«C'è chi predica bene ma razzola male» CASCINA. «All'origine della questione c'è il rilascio della concessione edilizia in sanatoria per un locale a uso magazzino, a seguito della richiesta di condono edilizio presentata dai proprietari nel 1986». Muove da qui la replica dell'amministrazione comunale cascinese in merito alla zona della Badia di San Savino e al ricorso al Tar della Toscana proposto dal parroco Don Alberto Armellin. L'udienza in calendario il 17 dicembre è stata rinviata. «Gli amministratori e i funzionari comunali sono tenuti all'applicazione della legge dello Stato anche in materia di condono edilizio - precisa - La zona della Badia di San Savino è soggetta, a seguito di decreti ministeriali, a vincolo storico-artistico per la chiesa abbaziale mentre per il resto a vincolo paesaggistico». E aggiunge: «Il locale ad uso magazzino oggetto di condono edilizio e di un successivo progetto di riqualificazione, è assoggettato al vincolo paesaggistico rispetto al quale è stato acquisito il parere favorevole della competente Soprintendenza di Pisa sia sulla domanda di condono che sul progetto di riqualificazione». E nel dettaglio: «Quando l'attuale proprietario del bene ha, invece, presentato richiesta di modificare l'uso da magazzino a civile abitazione - spiega l'amministrazione comunale - gli uffici si sono prontamente attivati emanando, proprio a tutela dei caratteri del bene e nel rispetto del vincolo paesaggistico, un'ordinanza di sospensione dei lavori, l'8 ottobre, e poi un'ordinanza sanzionatoria il 13 novembre, con ordine di restituzione in pristino ed applicazione di sanzione pecuniaria. E quest'ultima ordinanza è in corso di esecuzione». La replicca dell'aministrazione comunale anche in merito all'intervento della magistratura, richiesta da Don Armellin. «È bene ricordare che si è verificato un precedente episodio - conclude - Su segnalazione dei vigili urbani, fu rilevato un abuso edilizio. Un cittadino della Badia, il direttore dei lavori e la ditta, furono sanzionati con una multa di 12mila euro ciascuno. Sarebbe quindi opportuno evitare di predicare bene e razzolare male».

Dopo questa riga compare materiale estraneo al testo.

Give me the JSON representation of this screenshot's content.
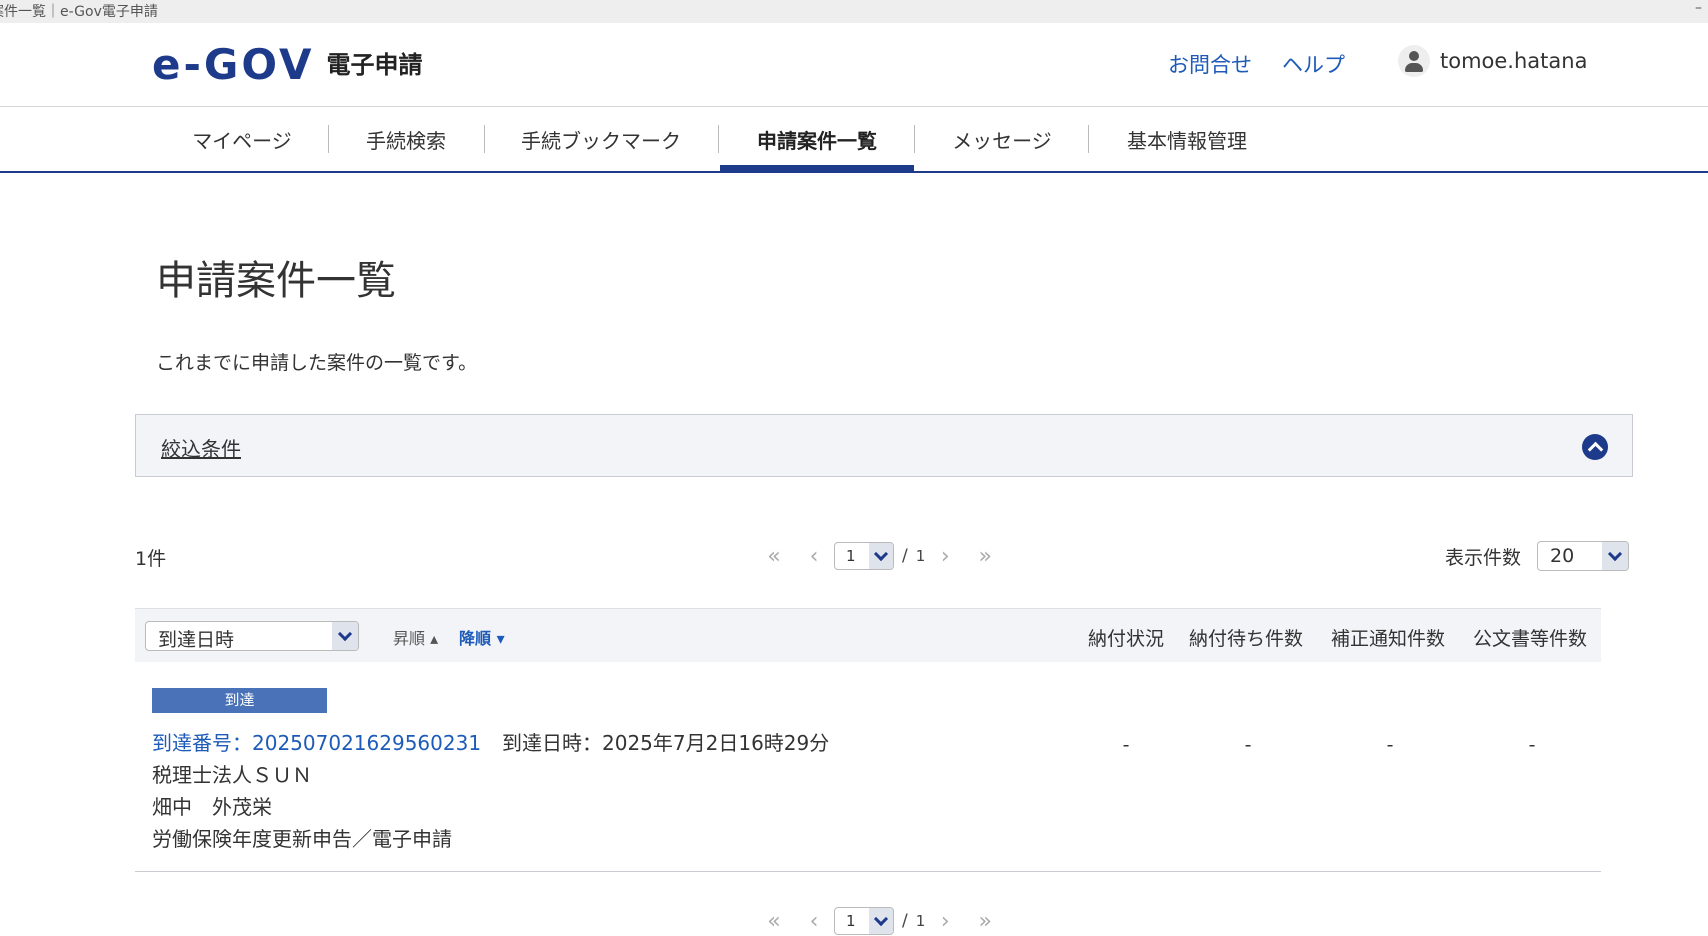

TOSCANA - TERRITORIO. Badia di S. Savino, la difesa dell'amministrazione comunale di Cascina sul caso di abuso edilizio oggetto anche di un ricorso al Tar
L'amministrazione comunale di Cascina ha replicato alle richieste del parroco Don Alberto Armellin in merito alla zona della Badia di San Savino e al ricorso al Tar della Toscana. La zona è soggetta a vincolo storico-artistico e paesaggistico. Il locale ad uso magazzino oggetto di condono edilizio è stato acquisito dal parroco che ha presentato richiesta di modificare l'uso da magazzino a civile abitazione. L'amministrazione comunale ha emanato un'ordinanza di sospensione dei lavori e poi un'ordinanza sanzionatoria con ordine di restituzione in pristino ed applicazione di sanzione pecuniaria. La questione è stata anche sollevata dalla magistratura.